I think the university/department is similar to UK/BAE in terms of very active and dynamic faculty members who are also very helpful to students. Probably one thing that is different to UK/BAE as of now is the current number of international students, but the number of international graduate students and postdocs are gradually increasing here.
How would you describe your job?
I work on a National Science Center (NCN) funded project with a goal to understand the effect of river flow variability and extremes on the biota of temperate floodplain rivers under multiple pressures. So far it has been an incredible experience working on this exciting project which has both modeling, field work and laboratory components.
How did your experience in BAE prepare you for what you are doing now (or since leaving)?
My graduate studies at BAE indeed prepared me for my professional career in ways more than I could imagine. I learned how to keep focus even when things were not working out exactly as expected. I was able to develop a good professional network which is very helpful till date.
Poland has played a critical role in the humanitarian response to the war in Ukraine. Has that affected you? What is it like to be close to Ukraine, which has been invaded by Russia?
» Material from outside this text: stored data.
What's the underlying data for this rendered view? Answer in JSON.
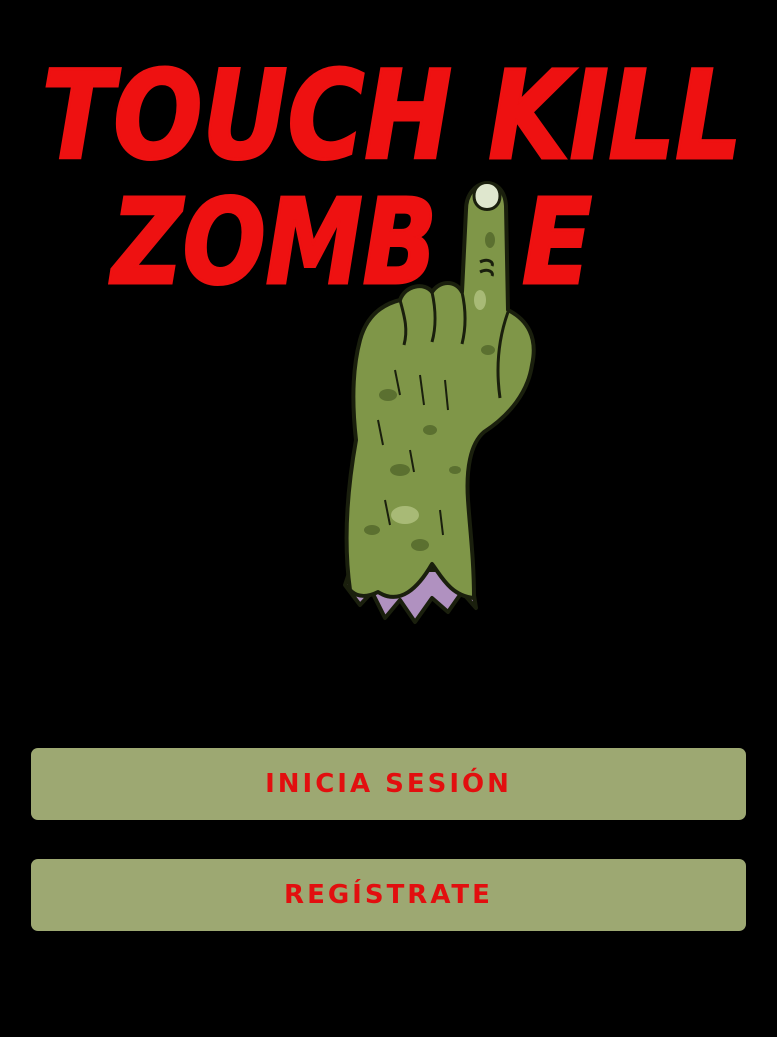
{
  "logo": {
    "line1": "TOUCH KILL",
    "line2": "ZOMB",
    "line2_end": "E"
  },
  "buttons": {
    "login": "INICIA SESIÓN",
    "register": "REGÍSTRATE"
  },
  "colors": {
    "background": "#000000",
    "title": "#ee1111",
    "button_bg": "#9da872",
    "button_text": "#e20f0f",
    "zombie_skin": "#7f9648",
    "zombie_flesh": "#b091c0"
  },
  "icons": {
    "logo_finger": "zombie-finger-icon"
  }
}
Perhaps it is the first time I have experienced how it really feels to leave your own country all of a sudden with no foreseeable good future. I have seen many people in Warsaw seeking help, refuge and struggling in a harsh winter all because of this unfortunate invasion by Russia. My wife and I just recently got back from India and within a month this incident took place, which was not so easy for us. We did our small contribution to help the refugees. Parents and friends back home were really anxious as they worry something may happen in Poland as well. Luckily, the situation in Poland has not taken a bad turn so far.
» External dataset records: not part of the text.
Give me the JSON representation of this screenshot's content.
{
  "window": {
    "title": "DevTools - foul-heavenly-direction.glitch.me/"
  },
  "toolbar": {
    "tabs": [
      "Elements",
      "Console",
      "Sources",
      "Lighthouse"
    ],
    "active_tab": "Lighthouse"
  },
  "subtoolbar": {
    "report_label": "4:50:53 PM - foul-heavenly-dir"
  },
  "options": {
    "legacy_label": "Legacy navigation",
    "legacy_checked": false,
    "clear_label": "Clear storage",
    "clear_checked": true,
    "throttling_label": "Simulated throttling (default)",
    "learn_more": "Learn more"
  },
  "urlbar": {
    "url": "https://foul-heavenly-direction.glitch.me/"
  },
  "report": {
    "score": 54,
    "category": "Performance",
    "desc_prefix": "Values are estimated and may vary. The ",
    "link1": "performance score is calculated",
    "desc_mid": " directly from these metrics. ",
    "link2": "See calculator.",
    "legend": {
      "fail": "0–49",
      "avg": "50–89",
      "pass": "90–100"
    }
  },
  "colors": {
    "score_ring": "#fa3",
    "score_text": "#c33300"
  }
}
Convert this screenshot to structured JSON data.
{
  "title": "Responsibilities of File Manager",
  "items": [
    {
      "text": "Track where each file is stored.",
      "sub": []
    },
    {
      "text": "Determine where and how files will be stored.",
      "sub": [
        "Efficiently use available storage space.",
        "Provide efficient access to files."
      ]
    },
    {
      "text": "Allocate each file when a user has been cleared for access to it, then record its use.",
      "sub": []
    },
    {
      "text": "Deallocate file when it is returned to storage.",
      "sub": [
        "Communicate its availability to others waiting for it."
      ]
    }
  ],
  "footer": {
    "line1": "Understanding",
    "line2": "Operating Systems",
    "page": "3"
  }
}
What do you like best about Warsaw (or Poland)?
Tempted to say vodka! Polish food is delicious and the public transport is super awesome. I also appreciate the green urban ecology of Warsaw which is visually very soothing.
Have you learned to speak Polish, and if not, are you planning to?
I don’t think there exists any language which is more difficult to learn than Polish (pun intended). I am managing with few words/sentences and I do not intend to learn it anytime soon.